The Midlands Meander – life in the slow lane

12 March 2015

The KwaZulu-Natal Midlands have often been likened to the English countryside, for its fresh air, farmlands, rolling hills, rivers and dams.

Inversanda landscape I The rolling hills of the Midlands Meander. Photo by Darren Smith.

Here the pace of life is measured; people grow their own vegetables, strangers stop for a chat and take time to ride horses, fish, ramble and swim in rivers – because they can.

IMG_8206 Tranquil fishing in the Midlands. Photo by Peter Baker.

The Midlands Meander is a year-round destination with rich autumn reds, blazing fires when snow falls in winter, and green fields running with crystal-clear rivers that attract anglers and swimmers in summer.

Since it was first launched in 1985 by a group of potters and artists, the Midlands Meander has grown to include more than 150 outlets that attract visitors from all over South Africa to buy homegrown produce, crafts, artisanal cheese and wine, leatherwork, woven carpets, hammocks, decor, wind chimes, glasswork, chocolates, reading material, antiques, breweries, woodwork, plants, fine art and so much more.

But it’s not just about the buying, it’s the whole Midlands Meander experience they’re after, and it usually includes an overnight stay or two to sample local hospitality and cuisine, or even a spa treatment if the stay is longer.

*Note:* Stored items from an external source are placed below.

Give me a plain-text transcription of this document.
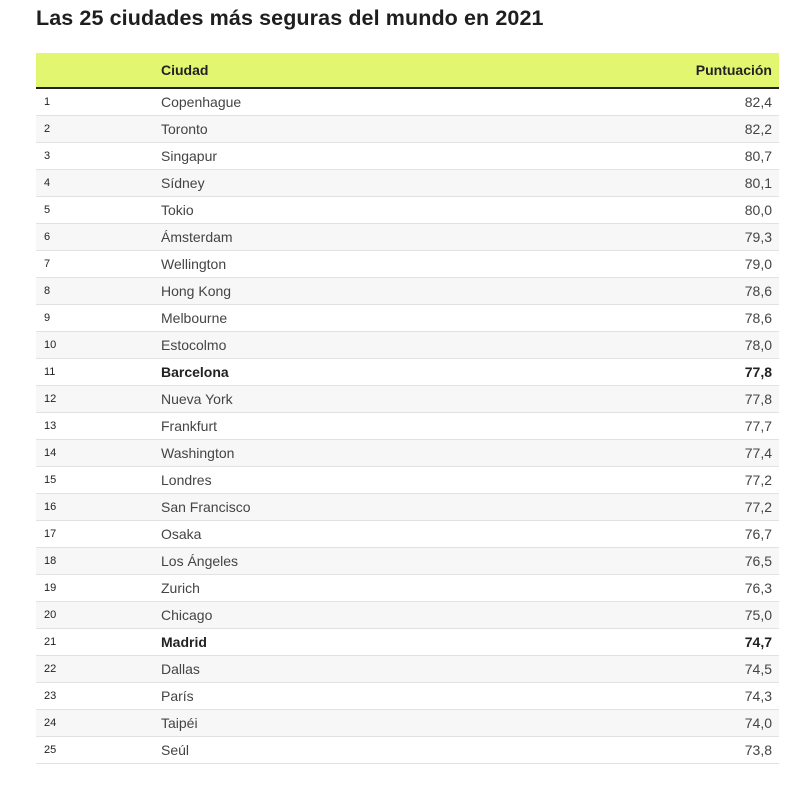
Las 25 ciudades más seguras del mundo en 2021
	Ciudad	Puntuación
1	Copenhague	82,4
2	Toronto	82,2
3	Singapur	80,7
4	Sídney	80,1
5	Tokio	80,0
6	Ámsterdam	79,3
7	Wellington	79,0
8	Hong Kong	78,6
9	Melbourne	78,6
10	Estocolmo	78,0
11	Barcelona	77,8
12	Nueva York	77,8
13	Frankfurt	77,7
14	Washington	77,4
15	Londres	77,2
16	San Francisco	77,2
17	Osaka	76,7
18	Los Ángeles	76,5
19	Zurich	76,3
20	Chicago	75,0
21	Madrid	74,7
22	Dallas	74,5
23	París	74,3
24	Taipéi	74,0
25	Seúl	73,8
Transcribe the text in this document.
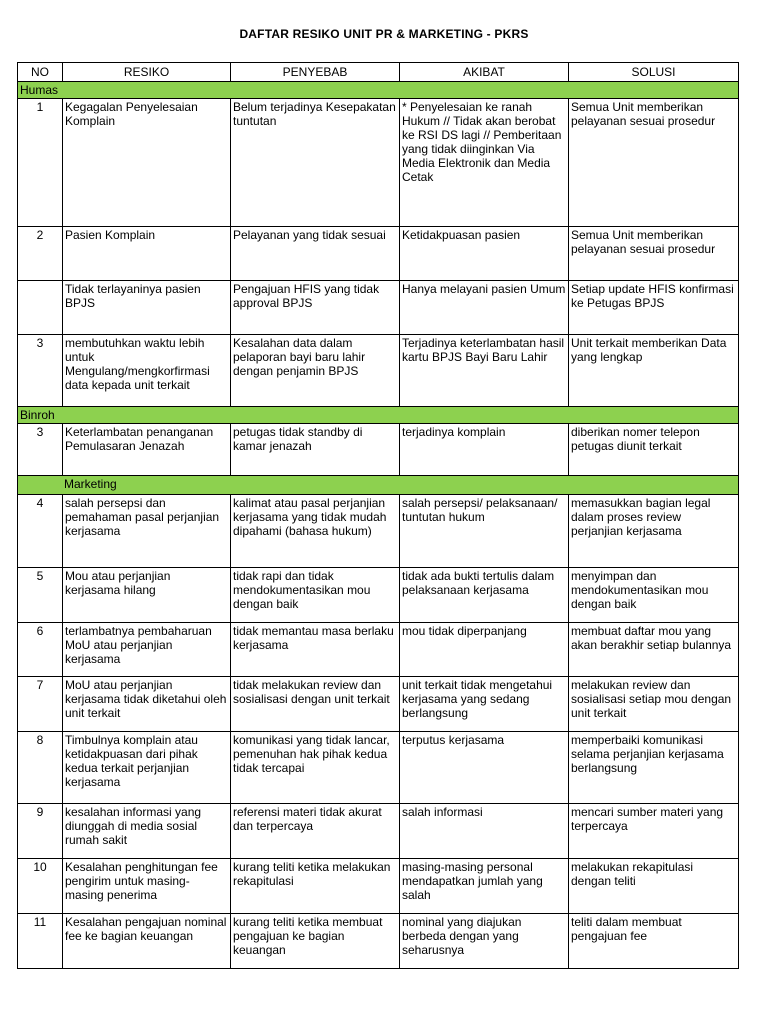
DAFTAR RESIKO UNIT PR & MARKETING - PKRS
NO	RESIKO	PENYEBAB	AKIBAT	SOLUSI
Humas				
1	Kegagalan Penyelesaian Komplain	Belum terjadinya Kesepakatan tuntutan	* Penyelesaian ke ranah Hukum // Tidak akan berobat ke RSI DS lagi // Pemberitaan yang tidak diinginkan Via Media Elektronik dan Media Cetak	Semua Unit memberikan pelayanan sesuai prosedur
2	Pasien Komplain	Pelayanan yang tidak sesuai	Ketidakpuasan pasien	Semua Unit memberikan pelayanan sesuai prosedur
	Tidak terlayaninya pasien BPJS	Pengajuan HFIS yang tidak approval BPJS	Hanya melayani pasien Umum	Setiap update HFIS konfirmasi ke Petugas BPJS
3	membutuhkan waktu lebih untuk Mengulang/mengkorfirmasi data kepada unit terkait	Kesalahan data dalam pelaporan bayi baru lahir dengan penjamin BPJS	Terjadinya keterlambatan hasil kartu BPJS Bayi Baru Lahir	Unit terkait memberikan Data yang lengkap
Binroh				
3	Keterlambatan penanganan Pemulasaran Jenazah	petugas tidak standby di kamar jenazah	terjadinya komplain	diberikan nomer telepon petugas diunit terkait
Marketing				
4	salah persepsi dan pemahaman pasal perjanjian kerjasama	kalimat atau pasal perjanjian kerjasama yang tidak mudah dipahami (bahasa hukum)	salah persepsi/ pelaksanaan/ tuntutan hukum	memasukkan bagian legal dalam proses review perjanjian kerjasama
5	Mou atau perjanjian kerjasama hilang	tidak rapi dan tidak mendokumentasikan mou dengan baik	tidak ada bukti tertulis dalam pelaksanaan kerjasama	menyimpan dan mendokumentasikan mou dengan baik
6	terlambatnya pembaharuan MoU atau perjanjian kerjasama	tidak memantau masa berlaku kerjasama	mou tidak diperpanjang	membuat daftar mou yang akan berakhir setiap bulannya
7	MoU atau perjanjian kerjasama tidak diketahui oleh unit terkait	tidak melakukan review dan sosialisasi dengan unit terkait	unit terkait tidak mengetahui kerjasama yang sedang berlangsung	melakukan review dan sosialisasi setiap mou dengan unit terkait
8	Timbulnya komplain atau ketidakpuasan dari pihak kedua terkait perjanjian kerjasama	komunikasi yang tidak lancar, pemenuhan hak pihak kedua tidak tercapai	terputus kerjasama	memperbaiki komunikasi selama perjanjian kerjasama berlangsung
9	kesalahan informasi yang diunggah di media sosial rumah sakit	referensi materi tidak akurat dan terpercaya	salah informasi	mencari sumber materi yang terpercaya
10	Kesalahan penghitungan fee pengirim untuk masing-masing penerima	kurang teliti ketika melakukan rekapitulasi	masing-masing personal mendapatkan jumlah yang salah	melakukan rekapitulasi dengan teliti
11	Kesalahan pengajuan nominal fee ke bagian keuangan	kurang teliti ketika membuat pengajuan ke bagian keuangan	nominal yang diajukan berbeda dengan yang seharusnya	teliti dalam membuat pengajuan fee
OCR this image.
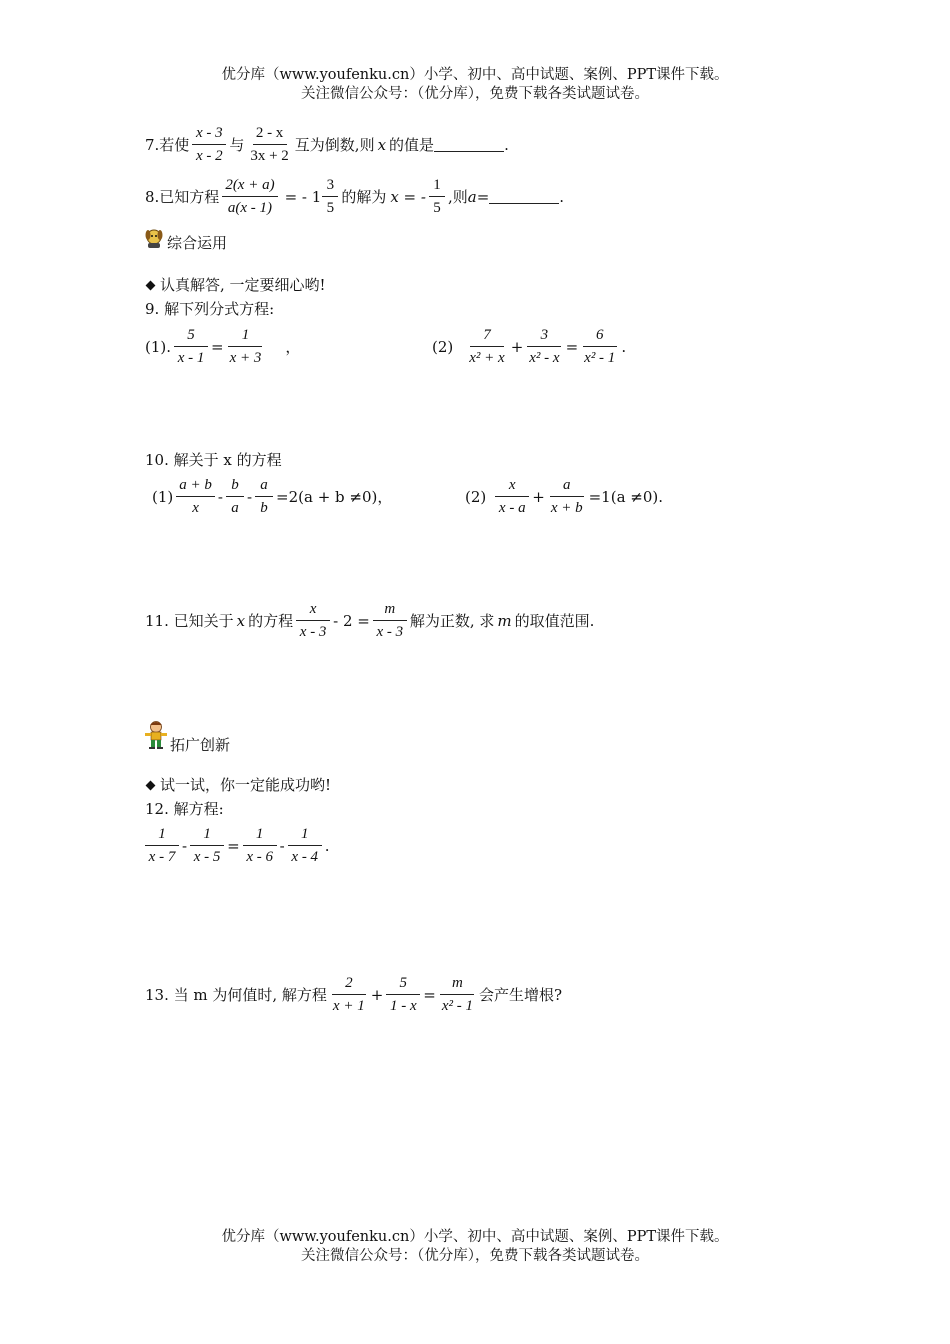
优分库（www.youfenku.cn）小学、初中、高中试题、案例、PPT课件下载。
关注微信公众号：（优分库），免费下载各类试题试卷。
7.若使 $\frac{x - 3}{x - 2}$ 与 $\frac{2 - x}{3x + 2}$ 互为倒数,则 x 的值是	.
8.已知方程 $\frac{2(x + a)}{a(x - 1)}$ = - $1 \frac{3}{5}$ 的解为 x = - $\frac{1}{5}$ ,则 a=	.
综合运用
认真解答, 一定要细心哟!
9. 解下列分式方程:
(1). $\frac{5}{x - 1} = \frac{1}{x + 3}$ ，	$(2) \frac{7}{\text{x² + x}} + \frac{3}{\text{x² - x}} = \frac{6}{\text{x² - 1}}$ .
10. 解关于 x 的方程
$(1) \frac{a + b}{x} - \frac{b}{a} - \frac{a}{b} =2(a + b \ne 0)$，	$(2) \frac{x}{x - a} + \frac{a}{x + b} =1(a \ne 0)$.
11. 已知关于 x 的方程 $\frac{x}{x - 3} - 2 = \frac{m}{x - 3}$ 解为正数, 求 m 的取值范围.
拓广创新
试一试，你一定能成功哟!
12. 解方程:
$\frac{1}{x - 7} - \frac{1}{x - 5} = \frac{1}{x - 6} - \frac{1}{x - 4}$ .
13. 当 m 为何值时, 解方程 $\frac{2}{x + 1} + \frac{5}{1 - x} = \frac{m}{\text{x² - 1}}$ 会产生增根?
优分库（www.youfenku.cn）小学、初中、高中试题、案例、PPT课件下载。
关注微信公众号：（优分库），免费下载各类试题试卷。
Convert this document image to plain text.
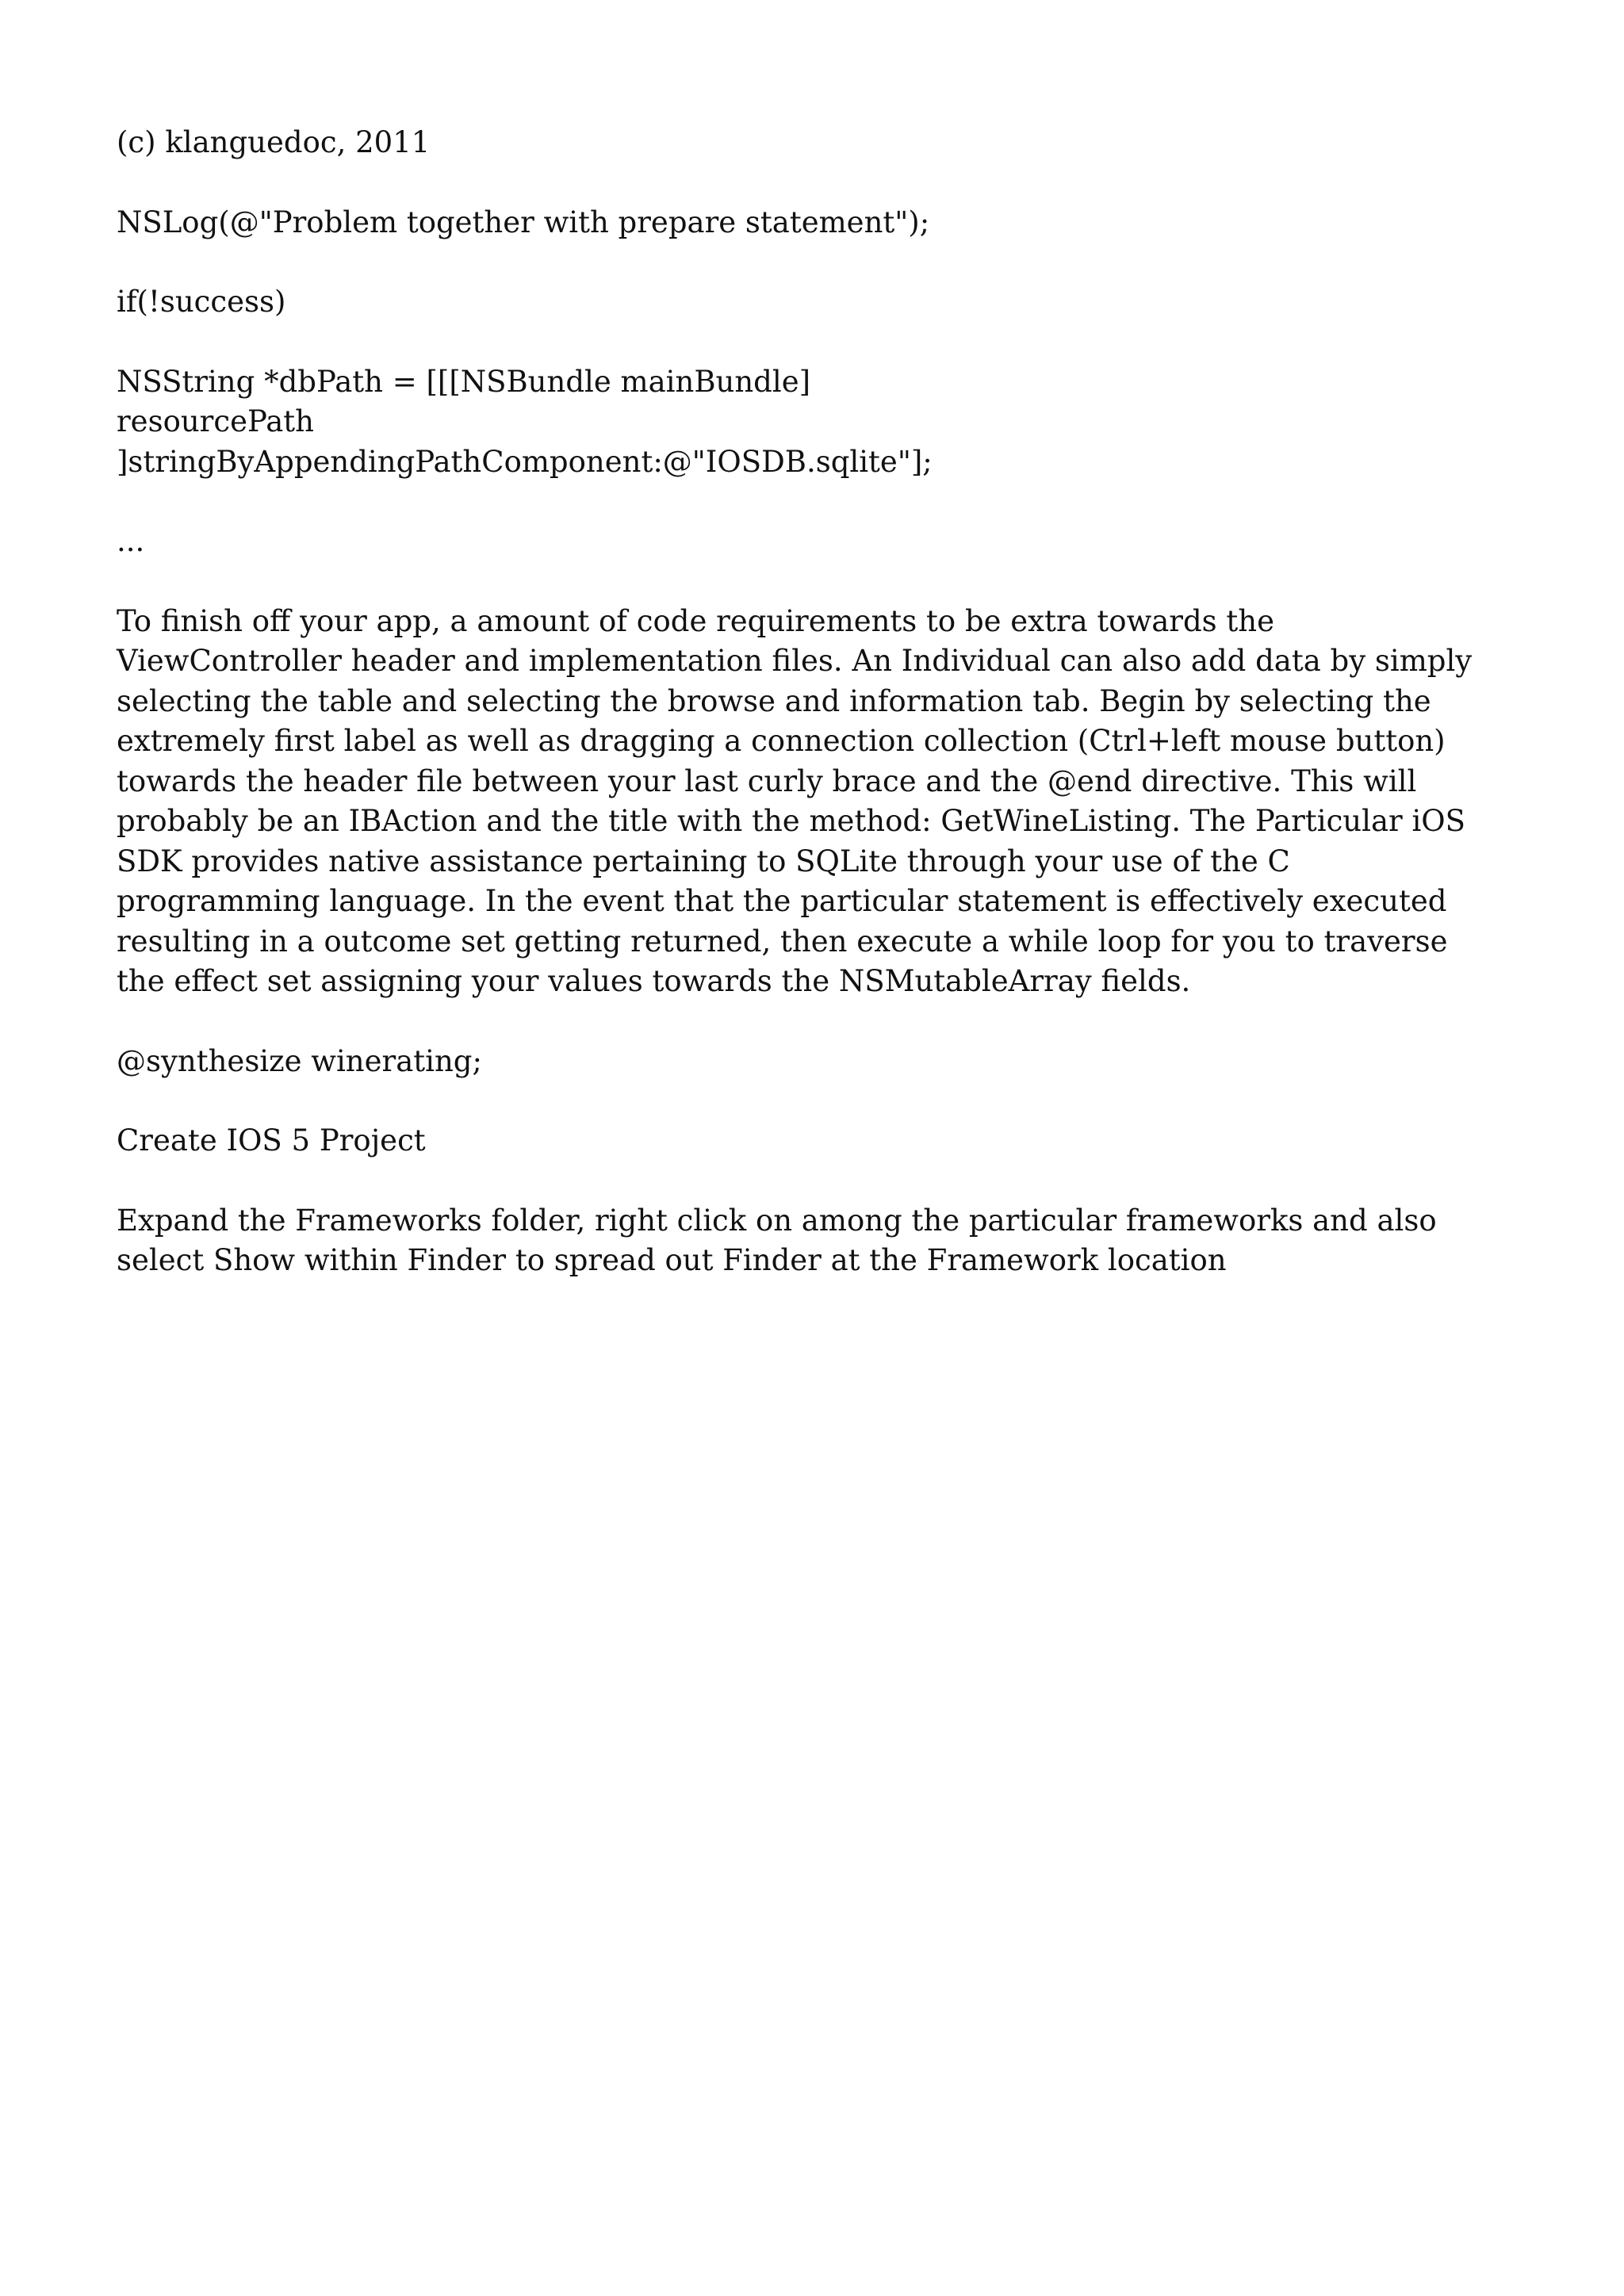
(c) klanguedoc, 2011

NSLog(@"Problem together with prepare statement");

if(!success)

NSString *dbPath = [[[NSBundle mainBundle] resourcePath ]stringByAppendingPathComponent:@"IOSDB.sqlite"];

...

To finish off your app, a amount of code requirements to be extra towards the ViewController header and implementation files. An Individual can also add data by simply selecting the table and selecting the browse and information tab. Begin by selecting the extremely first label as well as dragging a connection collection (Ctrl+left mouse button) towards the header file between your last curly brace and the @end directive. This will probably be an IBAction and the title with the method: GetWineListing. The Particular iOS SDK provides native assistance pertaining to SQLite through your use of the C programming language. In the event that the particular statement is effectively executed resulting in a outcome set getting returned, then execute a while loop for you to traverse the effect set assigning your values towards the NSMutableArray fields.

@synthesize winerating;

Create IOS 5 Project

Expand the Frameworks folder, right click on among the particular frameworks and also select Show within Finder to spread out Finder at the Framework location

Since the area is so well patronised, there is no lack of accommodation, from backpackers’ to a five-star hotel, premier health spas, self-catering cottages, B&Bs and lodges.

The Midlands lie just one hour from Durban, outside of Pietermaritzburg, if you fly into King Shaka International Airport, or four-and-a-half hours from Johannesburg if you take a flight to OR Tambo International.

Midmar Mile The Midmar Mile

The Meander has shown tremendous growth in the accommodation, wedding and conferencing sectors, with a number of top-class wedding destinations now competing to take care of nuptial needs.

The Meander is also the site of one of the world’s toughest sporting challenges, the open-water Midmar Mile swimming event at Midmar Dam every February.

The Meander route covers 80km of beautiful farmland and countryside between Pietermaritzburg and Mooi River, extending northwards towards the uKhahlamba-Drakensberg Park World Heritage Site.

The appeal of the region has been extended to cater for extreme adventurers, with river rafting, quad biking, kayaking, tubing, abseiling, canopy tours and mountain biking appealing to a younger, more active crowd.

River tubing III Tubing fun. Photo by Darren Smith.

Small children have not been forgotten either, with a number of stops along the route featuring petting farms and playgrounds or activities.

The Midlands Meander – a destination tailor-made for the whole family.